PDFBeads – convert scanned images to a single PDF file Version 1.0 (November 2010)

Copyright © 2010 Alexey Kryukov (amkryukov@gmail.com). All rights reserved.

PDFBeads is a small utility written in Ruby which takes scanned page images and converts them into a single PDF file. Unlike other PDF creation tools, PDFBeads attempts to implement the approach typically used for DjVu books. Its key feature is separating scanned text (typically black, but indexed images with a small number of colors are also accepted) from halftone pictures. Each type of graphical data is encoded into its own layer with a specific compression method and resolution.

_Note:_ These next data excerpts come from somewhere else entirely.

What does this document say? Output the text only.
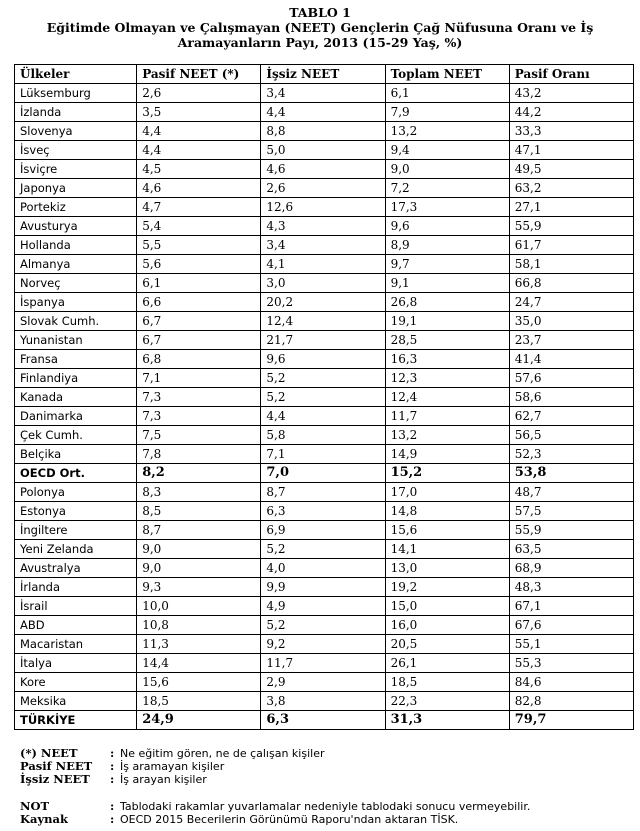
TABLO 1
Eğitimde Olmayan ve Çalışmayan (NEET) Gençlerin Çağ Nüfusuna Oranı ve İş
Aramayanların Payı, 2013 (15-29 Yaş, %)
Ülkeler	Pasif NEET (*)	İşsiz NEET	Toplam NEET	Pasif Oranı
Lüksemburg	2,6	3,4	6,1	43,2
İzlanda	3,5	4,4	7,9	44,2
Slovenya	4,4	8,8	13,2	33,3
İsveç	4,4	5,0	9,4	47,1
İsviçre	4,5	4,6	9,0	49,5
Japonya	4,6	2,6	7,2	63,2
Portekiz	4,7	12,6	17,3	27,1
Avusturya	5,4	4,3	9,6	55,9
Hollanda	5,5	3,4	8,9	61,7
Almanya	5,6	4,1	9,7	58,1
Norveç	6,1	3,0	9,1	66,8
İspanya	6,6	20,2	26,8	24,7
Slovak Cumh.	6,7	12,4	19,1	35,0
Yunanistan	6,7	21,7	28,5	23,7
Fransa	6,8	9,6	16,3	41,4
Finlandiya	7,1	5,2	12,3	57,6
Kanada	7,3	5,2	12,4	58,6
Danimarka	7,3	4,4	11,7	62,7
Çek Cumh.	7,5	5,8	13,2	56,5
Belçika	7,8	7,1	14,9	52,3
OECD Ort.	8,2	7,0	15,2	53,8
Polonya	8,3	8,7	17,0	48,7
Estonya	8,5	6,3	14,8	57,5
İngiltere	8,7	6,9	15,6	55,9
Yeni Zelanda	9,0	5,2	14,1	63,5
Avustralya	9,0	4,0	13,0	68,9
İrlanda	9,3	9,9	19,2	48,3
İsrail	10,0	4,9	15,0	67,1
ABD	10,8	5,2	16,0	67,6
Macaristan	11,3	9,2	20,5	55,1
İtalya	14,4	11,7	26,1	55,3
Kore	15,6	2,9	18,5	84,6
Meksika	18,5	3,8	22,3	82,8
TÜRKİYE	24,9	6,3	31,3	79,7
(*) NEET	: Ne eğitim gören, ne de çalışan kişiler
Pasif NEET	: İş aramayan kişiler
İşsiz NEET	: İş arayan kişiler
NOT	: Tablodaki rakamlar yuvarlamalar nedeniyle tablodaki sonucu vermeyebilir.
Kaynak	: OECD 2015 Becerilerin Görünümü Raporu'ndan aktaran TİSK.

The name ‘PDFBeads’ has been selected for the package because building PDF files from separate image is comparable to threading beads on a string. It also seems to be a good choice for a Ruby application.

Here’s a few operations you can perform with PDFBeads:

Note that PDFBeads is intended for creating PDF files from previously processed images, and so it can’t done some operations (e. g. converting color or grayscale scans to B&W) which should be typically performed with a special scan processing application, such as ScanTailor.

PDFBeads requires RMagick (the Ruby bindings for the popular Magick++ image processing library). The hpricot extension is not required, but highly recommended, as without it PDFBeads would not be able to read data from hOCR files.